Johnny Depp adored him.

My grandmother pulled Vince up to the cage, and I could see the parrot eyeing him. I waited for the bird to call him a turd-burglar or some such nonsense when all of a sudden, Johnny Depp whistled like he was some New York City construction worker and a hot piece of ass had just walked by. It was a low sound, a lecherous sound, and I almost walked over to choke the life out of the damn parrot for hitting on my boyfriend, because that’s exactly what he was doing.

He shuffled over on his bar to get as close to Vince as he could. “He’s very pretty,” Vince said, and Johnny Depp gave a little chattering sound like he was pleased with the compliment, like he understood what Vince had said. He mewled at Vince and stuck his beak through the bars, clicking his tongue. Vince reached up and stroked between his eyes and the bird fucking sighed in pleasure. “Pretty,” Johnny Depp said. “So pretty.” He clicked his tongue again.
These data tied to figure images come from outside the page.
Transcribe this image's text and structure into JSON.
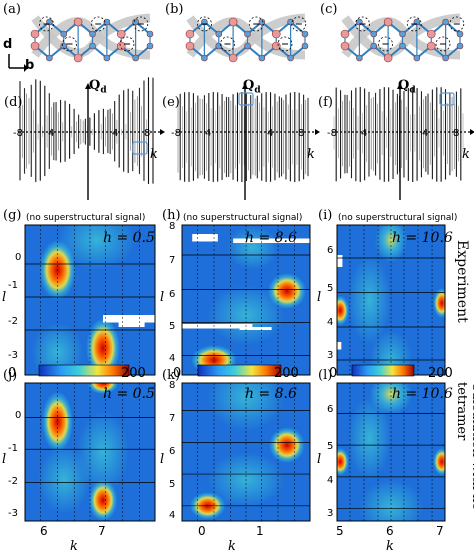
{
  "figure": {
    "structure_panels": [
      {
        "label": "(a)"
      },
      {
        "label": "(b)"
      },
      {
        "label": "(c)"
      }
    ],
    "axis_d": "d",
    "axis_b": "b",
    "stick_panels": [
      {
        "label": "(d)",
        "q_label": "Q",
        "q_sub": "d",
        "k_label": "k",
        "ticks": [
          "-8",
          "4",
          "4",
          "8"
        ]
      },
      {
        "label": "(e)",
        "q_label": "Q",
        "q_sub": "d",
        "k_label": "k",
        "ticks": [
          "-8",
          "4",
          "4",
          "8"
        ]
      },
      {
        "label": "(f)",
        "q_label": "Q",
        "q_sub": "d",
        "k_label": "k",
        "ticks": [
          "-8",
          "4",
          "4",
          "8"
        ]
      }
    ],
    "exp_panels": [
      {
        "label": "(g)",
        "note": "(no superstructural signal)",
        "h": "h = 0.5",
        "yticks": [
          "0",
          "-1",
          "-2",
          "-3"
        ],
        "ylabel": "l"
      },
      {
        "label": "(h)",
        "note": "(no superstructural signal)",
        "h": "h = 8.6",
        "yticks": [
          "8",
          "7",
          "6",
          "5",
          "4"
        ],
        "ylabel": "l"
      },
      {
        "label": "(i)",
        "note": "(no superstructural signal)",
        "h": "h = 10.6",
        "yticks": [
          "6",
          "5",
          "4",
          "3"
        ],
        "ylabel": "l"
      }
    ],
    "calc_panels": [
      {
        "label": "(j)",
        "h": "h = 0.5",
        "yticks": [
          "0",
          "-1",
          "-2",
          "-3"
        ],
        "xticks": [
          "6",
          "7"
        ],
        "ylabel": "l",
        "xlabel": "k"
      },
      {
        "label": "(k)",
        "h": "h = 8.6",
        "yticks": [
          "8",
          "7",
          "6",
          "5",
          "4"
        ],
        "xticks": [
          "0",
          "1"
        ],
        "ylabel": "l",
        "xlabel": "k"
      },
      {
        "label": "(l)",
        "h": "h = 10.6",
        "yticks": [
          "6",
          "5",
          "4",
          "3"
        ],
        "xticks": [
          "5",
          "6",
          "7"
        ],
        "ylabel": "l",
        "xlabel": "k"
      }
    ],
    "colorbar": {
      "min": "0",
      "max": "200"
    },
    "side_labels": {
      "experiment": "Experiment",
      "calculation": "Calculation with no tetramer"
    },
    "colors": {
      "background": "#1e6fd9",
      "hot": "#c80000",
      "warm": "#f2e640",
      "mid": "#3fd0d8"
    }
  }
}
“You’re like some weird, gay Dr. Dolittle,” I accused him.

“You just have to be nice to animals, Paul,” he said. “They know when you don’t like them.”

“Yeah, because they’re so smart like that,” I said with a sneer.

Johnny Depp reared up and looked over at me. “Paul’s a lady-boy,” he said. He turned back to Vince. “Pretty. Pretty, pretty.”

“You two should get a room,” I said snidely.

“I see what you mean about getting defensive,” Nana said. “Paul, it’s a bird. Really, you’d think you wouldn’t get jealous over a bird.”

“Paul pretty much loves me, I guess,” Vince said with a wink.

I scowled at the both of them and went to the kitchen.